After their reconciliation, TJ and Molly agree to have sex for the first time, after being together for two years. "If it were up to the Hollywood standards, we would have had sex by now", Richmond said. TJ and Molly's emphasis on being safe about the decision shows "a different side of this age and that all teens aren't alike." Though the decision to have sex is mutual, Richmond explained that TJ is unsure of the choice, "because he doesn't know if Molly's ready." He does not want to rush her. Molly admits to her sister that she had sex with TJ.

===Family===
When the producers first put out the casting call for the role of TJ, there was speculation that he would be the son of Sean Blakemore's Shawn Butler. However upon the character's introduction, TJ is revealed to be the son of Shawn's best friend and fellow Marine, Tommy Ashford, whom Shawn accidentally killed in combat. Though TJ initially holds it over Shawn's head, he eventually forgives him for his role in Tommy's death.

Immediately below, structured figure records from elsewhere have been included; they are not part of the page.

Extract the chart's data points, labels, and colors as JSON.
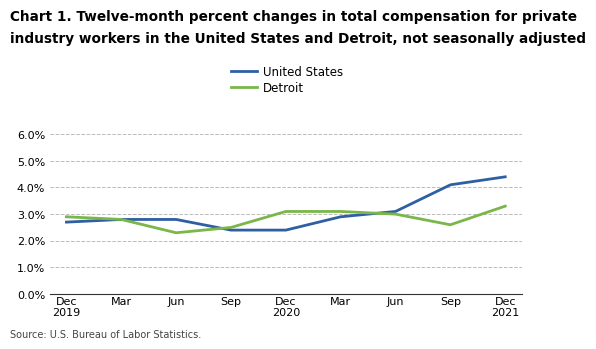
{
  "title_line1": "Chart 1. Twelve-month percent changes in total compensation for private",
  "title_line2": "industry workers in the United States and Detroit, not seasonally adjusted",
  "source": "Source: U.S. Bureau of Labor Statistics.",
  "x_labels": [
    "Dec\n2019",
    "Mar",
    "Jun",
    "Sep",
    "Dec\n2020",
    "Mar",
    "Jun",
    "Sep",
    "Dec\n2021"
  ],
  "us_values": [
    0.027,
    0.028,
    0.028,
    0.024,
    0.024,
    0.029,
    0.031,
    0.041,
    0.044
  ],
  "detroit_values": [
    0.029,
    0.028,
    0.023,
    0.025,
    0.031,
    0.031,
    0.03,
    0.026,
    0.033
  ],
  "us_color": "#2E5FA3",
  "detroit_color": "#7AB648",
  "us_label": "United States",
  "detroit_label": "Detroit",
  "ylim": [
    0.0,
    0.065
  ],
  "yticks": [
    0.0,
    0.01,
    0.02,
    0.03,
    0.04,
    0.05,
    0.06
  ],
  "grid_color": "#BBBBBB",
  "background_color": "#FFFFFF",
  "line_width": 2.0,
  "title_fontsize": 9.8,
  "legend_fontsize": 8.5,
  "tick_fontsize": 8.0,
  "source_fontsize": 7.0
}
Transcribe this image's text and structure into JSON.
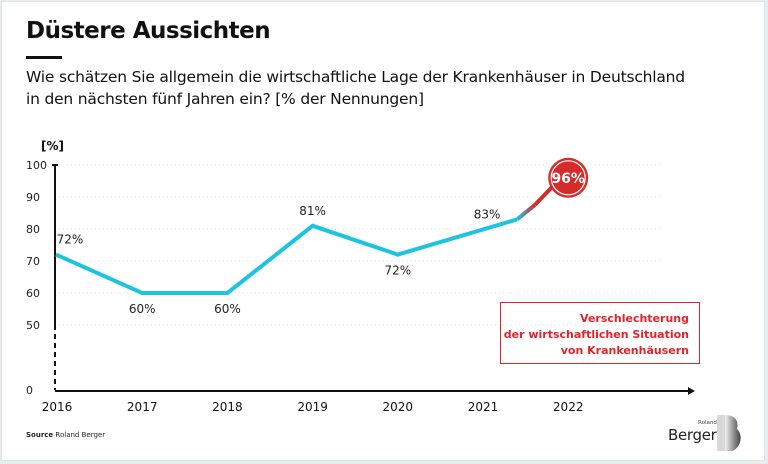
{
  "header": {
    "title": "Düstere Aussichten",
    "subtitle_line1": "Wie schätzen Sie allgemein die wirtschaftliche Lage der Krankenhäuser in Deutschland",
    "subtitle_line2": "in den nächsten fünf Jahren ein? [% der Nennungen]"
  },
  "note": {
    "line1": "Verschlechterung",
    "line2": "der wirtschaftlichen Situation",
    "line3": "von Krankenhäusern"
  },
  "footer": {
    "source_label": "Source",
    "source_text": "Roland Berger",
    "logo_small": "Roland",
    "logo_big": "Berger"
  },
  "colors": {
    "line": "#1cc4e0",
    "highlight": "#d52b2b",
    "axis": "#111111"
  },
  "chart_data": {
    "type": "line",
    "title": "Düstere Aussichten",
    "ylabel": "[%]",
    "xlabel": "",
    "ylim": [
      0,
      100
    ],
    "y_axis_break": [
      0,
      50
    ],
    "yticks": [
      0,
      50,
      60,
      70,
      80,
      90,
      100
    ],
    "categories": [
      "2016",
      "2017",
      "2018",
      "2019",
      "2020",
      "2021",
      "2022"
    ],
    "grid": true,
    "series": [
      {
        "name": "Verschlechterung der wirtschaftlichen Situation von Krankenhäusern",
        "points": [
          {
            "x": 2016.0,
            "value": 72,
            "label": "72%"
          },
          {
            "x": 2017.0,
            "value": 60,
            "label": "60%"
          },
          {
            "x": 2018.0,
            "value": 60,
            "label": "60%"
          },
          {
            "x": 2019.0,
            "value": 81,
            "label": "81%"
          },
          {
            "x": 2020.0,
            "value": 72,
            "label": "72%"
          },
          {
            "x": 2021.4,
            "value": 83,
            "label": "83%"
          },
          {
            "x": 2022.0,
            "value": 96,
            "label": "96%",
            "highlight": true
          }
        ]
      }
    ]
  }
}
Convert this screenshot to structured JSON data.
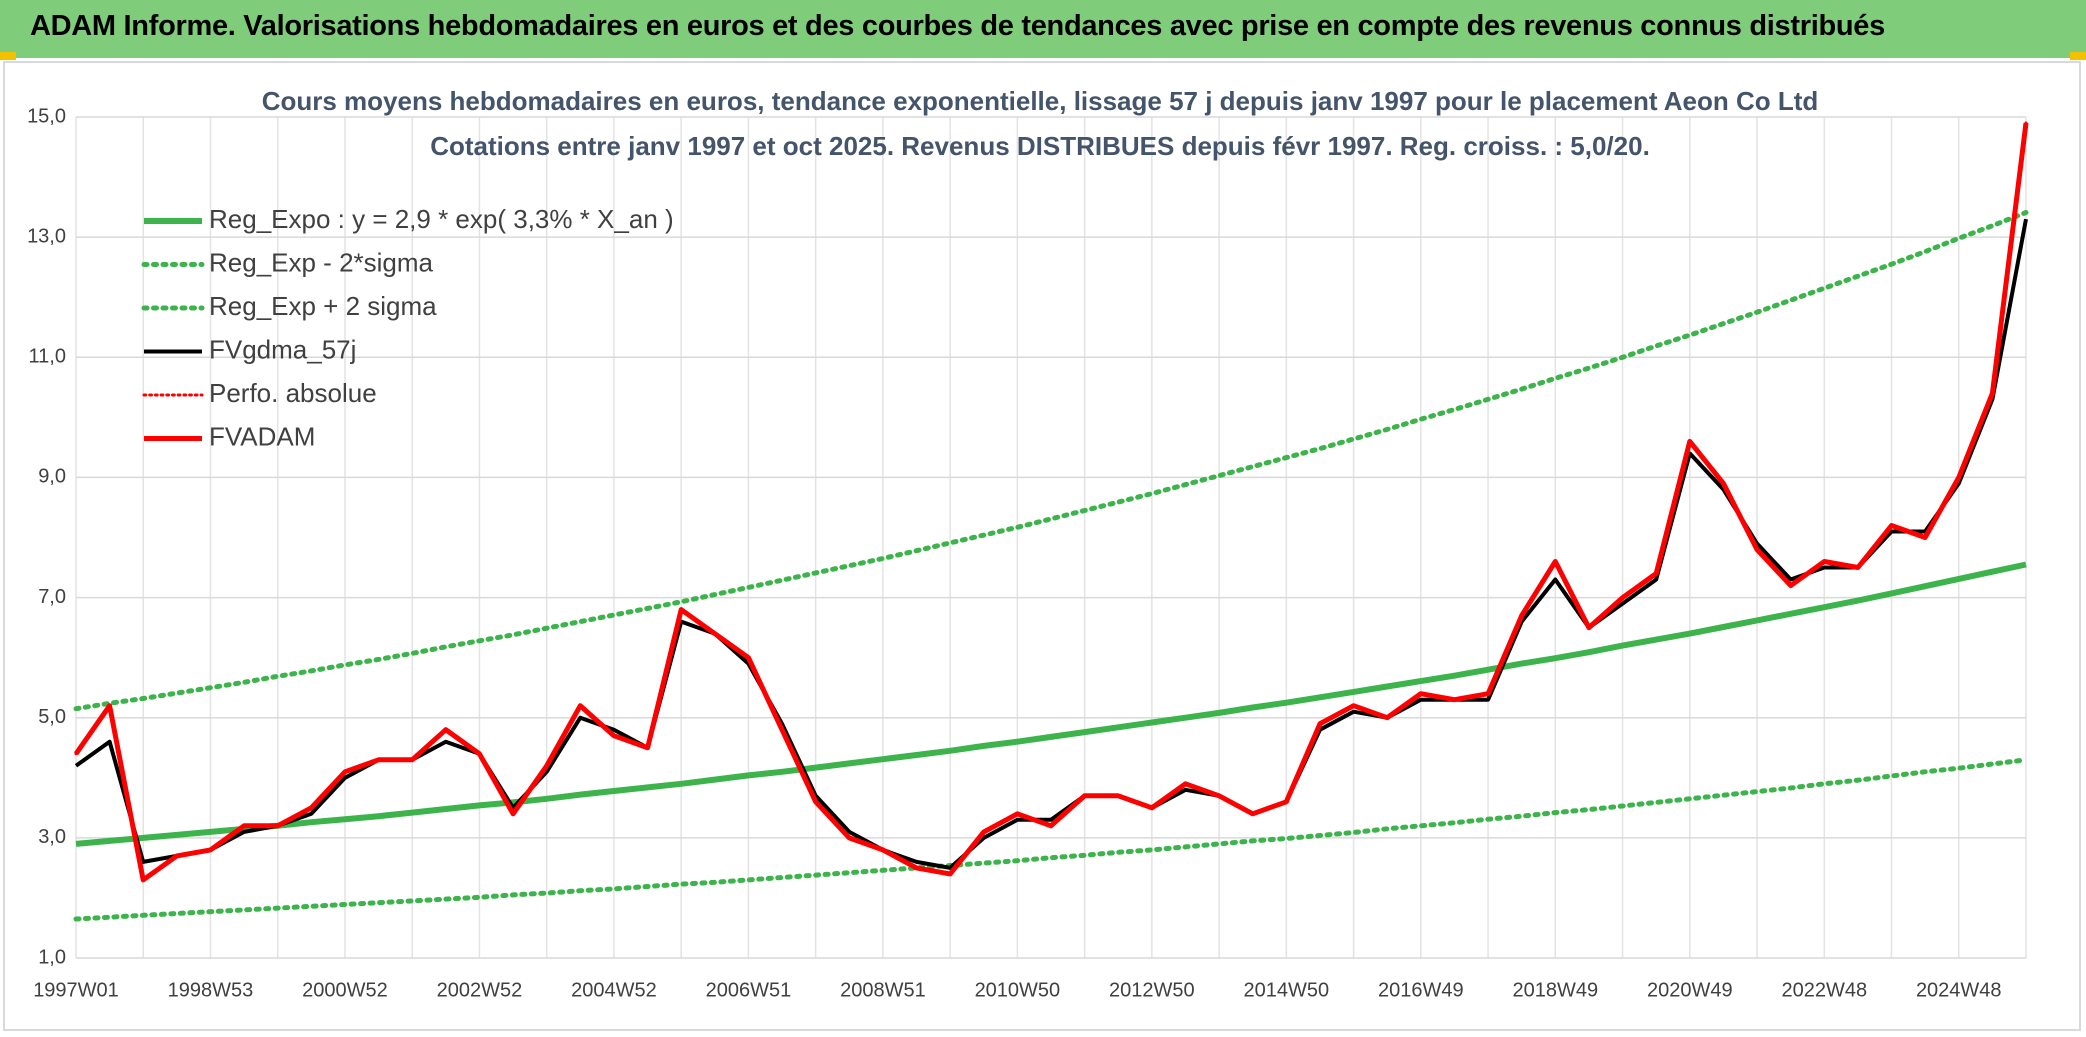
{
  "header": {
    "title": "ADAM Informe. Valorisations hebdomadaires en euros et des courbes de tendances avec prise en compte des revenus connus distribués"
  },
  "chart_data": {
    "type": "line",
    "title": "Cours moyens hebdomadaires en euros, tendance exponentielle, lissage 57 j depuis janv 1997 pour le placement Aeon Co Ltd",
    "subtitle": "Cotations entre janv 1997 et oct 2025. Revenus DISTRIBUES depuis févr 1997. Reg. croiss. : 5,0/20.",
    "categories": [
      "1997W01",
      null,
      null,
      null,
      "1998W53",
      null,
      null,
      null,
      "2000W52",
      null,
      null,
      null,
      "2002W52",
      null,
      null,
      null,
      "2004W52",
      null,
      null,
      null,
      "2006W51",
      null,
      null,
      null,
      "2008W51",
      null,
      null,
      null,
      "2010W50",
      null,
      null,
      null,
      "2012W50",
      null,
      null,
      null,
      "2014W50",
      null,
      null,
      null,
      "2016W49",
      null,
      null,
      null,
      "2018W49",
      null,
      null,
      null,
      "2020W49",
      null,
      null,
      null,
      "2022W48",
      null,
      null,
      null,
      "2024W48",
      null,
      null
    ],
    "ylim": [
      1,
      15
    ],
    "yticks": [
      {
        "value": 1,
        "label": "1,0"
      },
      {
        "value": 3,
        "label": "3,0"
      },
      {
        "value": 5,
        "label": "5,0"
      },
      {
        "value": 7,
        "label": "7,0"
      },
      {
        "value": 9,
        "label": "9,0"
      },
      {
        "value": 11,
        "label": "11,0"
      },
      {
        "value": 13,
        "label": "13,0"
      },
      {
        "value": 15,
        "label": "15,0"
      }
    ],
    "grid": true,
    "legend": "upper-left",
    "series": [
      {
        "name": "Reg_Expo : y = 2,9 * exp( 3,3% *  X_an )",
        "color": "#3cb44b",
        "style": "solid",
        "width": 6,
        "values": [
          2.9,
          2.95,
          3.0,
          3.05,
          3.1,
          3.15,
          3.2,
          3.26,
          3.31,
          3.36,
          3.42,
          3.48,
          3.54,
          3.59,
          3.65,
          3.72,
          3.78,
          3.84,
          3.9,
          3.97,
          4.04,
          4.1,
          4.17,
          4.24,
          4.31,
          4.38,
          4.45,
          4.53,
          4.6,
          4.68,
          4.76,
          4.84,
          4.92,
          5.0,
          5.08,
          5.17,
          5.25,
          5.34,
          5.43,
          5.52,
          5.61,
          5.7,
          5.8,
          5.9,
          5.99,
          6.09,
          6.2,
          6.3,
          6.4,
          6.51,
          6.62,
          6.73,
          6.84,
          6.95,
          7.07,
          7.19,
          7.31,
          7.43,
          7.55
        ]
      },
      {
        "name": "Reg_Exp - 2*sigma",
        "color": "#3cb44b",
        "style": "dotted",
        "width": 5,
        "values": [
          1.65,
          1.68,
          1.71,
          1.74,
          1.77,
          1.8,
          1.83,
          1.86,
          1.89,
          1.92,
          1.95,
          1.98,
          2.01,
          2.05,
          2.08,
          2.12,
          2.15,
          2.19,
          2.23,
          2.26,
          2.3,
          2.34,
          2.38,
          2.42,
          2.46,
          2.5,
          2.54,
          2.58,
          2.62,
          2.67,
          2.71,
          2.76,
          2.8,
          2.85,
          2.9,
          2.95,
          2.99,
          3.04,
          3.09,
          3.15,
          3.2,
          3.25,
          3.31,
          3.36,
          3.42,
          3.47,
          3.53,
          3.59,
          3.65,
          3.71,
          3.77,
          3.83,
          3.9,
          3.96,
          4.03,
          4.1,
          4.16,
          4.23,
          4.3
        ]
      },
      {
        "name": "Reg_Exp + 2 sigma",
        "color": "#3cb44b",
        "style": "dotted",
        "width": 5,
        "values": [
          5.15,
          5.24,
          5.32,
          5.41,
          5.5,
          5.59,
          5.69,
          5.78,
          5.88,
          5.97,
          6.07,
          6.18,
          6.28,
          6.38,
          6.49,
          6.6,
          6.71,
          6.82,
          6.93,
          7.05,
          7.17,
          7.29,
          7.41,
          7.53,
          7.65,
          7.78,
          7.91,
          8.04,
          8.17,
          8.31,
          8.45,
          8.59,
          8.73,
          8.88,
          9.03,
          9.18,
          9.33,
          9.48,
          9.64,
          9.8,
          9.97,
          10.13,
          10.3,
          10.47,
          10.65,
          10.82,
          11.0,
          11.19,
          11.37,
          11.56,
          11.75,
          11.95,
          12.15,
          12.35,
          12.55,
          12.76,
          12.98,
          13.19,
          13.41
        ]
      },
      {
        "name": "FVgdma_57j",
        "color": "#000000",
        "style": "solid",
        "width": 4,
        "values": [
          4.2,
          4.6,
          2.6,
          2.7,
          2.8,
          3.1,
          3.2,
          3.4,
          4.0,
          4.3,
          4.3,
          4.6,
          4.4,
          3.5,
          4.1,
          5.0,
          4.8,
          4.5,
          6.6,
          6.4,
          5.9,
          4.9,
          3.7,
          3.1,
          2.8,
          2.6,
          2.5,
          3.0,
          3.3,
          3.3,
          3.7,
          3.7,
          3.5,
          3.8,
          3.7,
          3.4,
          3.6,
          4.8,
          5.1,
          5.0,
          5.3,
          5.3,
          5.3,
          6.6,
          7.3,
          6.5,
          6.9,
          7.3,
          9.4,
          8.8,
          7.9,
          7.3,
          7.5,
          7.5,
          8.1,
          8.1,
          8.9,
          10.3,
          13.3
        ]
      },
      {
        "name": "Perfo. absolue",
        "color": "#ff0000",
        "style": "dotted",
        "width": 3,
        "values": [
          4.4,
          5.2,
          2.3,
          2.7,
          2.8,
          3.2,
          3.2,
          3.5,
          4.1,
          4.3,
          4.3,
          4.8,
          4.4,
          3.4,
          4.2,
          5.2,
          4.7,
          4.5,
          6.8,
          6.4,
          6.0,
          4.8,
          3.6,
          3.0,
          2.8,
          2.5,
          2.4,
          3.1,
          3.4,
          3.2,
          3.7,
          3.7,
          3.5,
          3.9,
          3.7,
          3.4,
          3.6,
          4.9,
          5.2,
          5.0,
          5.4,
          5.3,
          5.4,
          6.7,
          7.6,
          6.5,
          7.0,
          7.4,
          9.6,
          8.9,
          7.8,
          7.2,
          7.6,
          7.5,
          8.2,
          8.0,
          9.0,
          10.4,
          14.9
        ]
      },
      {
        "name": "FVADAM",
        "color": "#ff0000",
        "style": "solid",
        "width": 5,
        "values": [
          4.4,
          5.2,
          2.3,
          2.7,
          2.8,
          3.2,
          3.2,
          3.5,
          4.1,
          4.3,
          4.3,
          4.8,
          4.4,
          3.4,
          4.2,
          5.2,
          4.7,
          4.5,
          6.8,
          6.4,
          6.0,
          4.8,
          3.6,
          3.0,
          2.8,
          2.5,
          2.4,
          3.1,
          3.4,
          3.2,
          3.7,
          3.7,
          3.5,
          3.9,
          3.7,
          3.4,
          3.6,
          4.9,
          5.2,
          5.0,
          5.4,
          5.3,
          5.4,
          6.7,
          7.6,
          6.5,
          7.0,
          7.4,
          9.6,
          8.9,
          7.8,
          7.2,
          7.6,
          7.5,
          8.2,
          8.0,
          9.0,
          10.4,
          14.9
        ]
      }
    ]
  }
}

In 2014, Vinessa Antoine joined the cast in a mystery role and is revealed to be TJ's estranged mother Jordan. TJ immediately picks up on the tension between them but doesn't have any illusions about them becoming one big happy family. He "just wishes they'd get along."

==Reception==
The character received mixed to positive reviews while Richmond has been praised for his portrayal. While Jamey Giddens of Daytime Confidential did not care for Meyer's TJ upon his introduction, he later said, "Since then, the character and actor have grown on me... Molly and TJ are one of the most refreshingly-realistic teen stories soaps has done in years." When it was announced that TJ would be recast, Giddens said he would miss Meyer in the role but suggested Tequan Richmond for the recast specifically. Giddens said casting Richmond, "who is well known to the black community", would be great exposure for the show in urban press, which could attract Richmond's young female fanbase as viewers.

For the year of 2012, Richmond ranked at No. 4 on Daytime Confidentials list of the "Top 5 Soap Opera Newcomers" in soaps for, while Molly and TJ ranked at No. 10 on Daytime Confidentials list of the "Top 10 Soap Opera Couples". The couple continued General Hospitals tradition of "cute teen couples."

In 2014 Richmond received an NAACP Image Award nomination for Outstanding Actor in a Daytime Drama Series. In 2015, he was nominated for the Daytime Emmy Award for Outstanding Younger Actor in a Drama Series for his portrayal of TJ. While Richmond was not favored to win the award, Jenn Bishop of TV Source Magazine described him as "one of the most underappreciated young actors in the soap genre." Bishop praised Richmond for the consistency of his acting, and for not being "dull" when compared to some his fellow younger actors. "The emotional range and talent [he] displays in his reel is an excellent representation of the quality of work he put out all year. He’s able to easily navigate the anger and grief his character TJ feels in response to some shocking news. I won't be mad if he manages to be the upset in this category."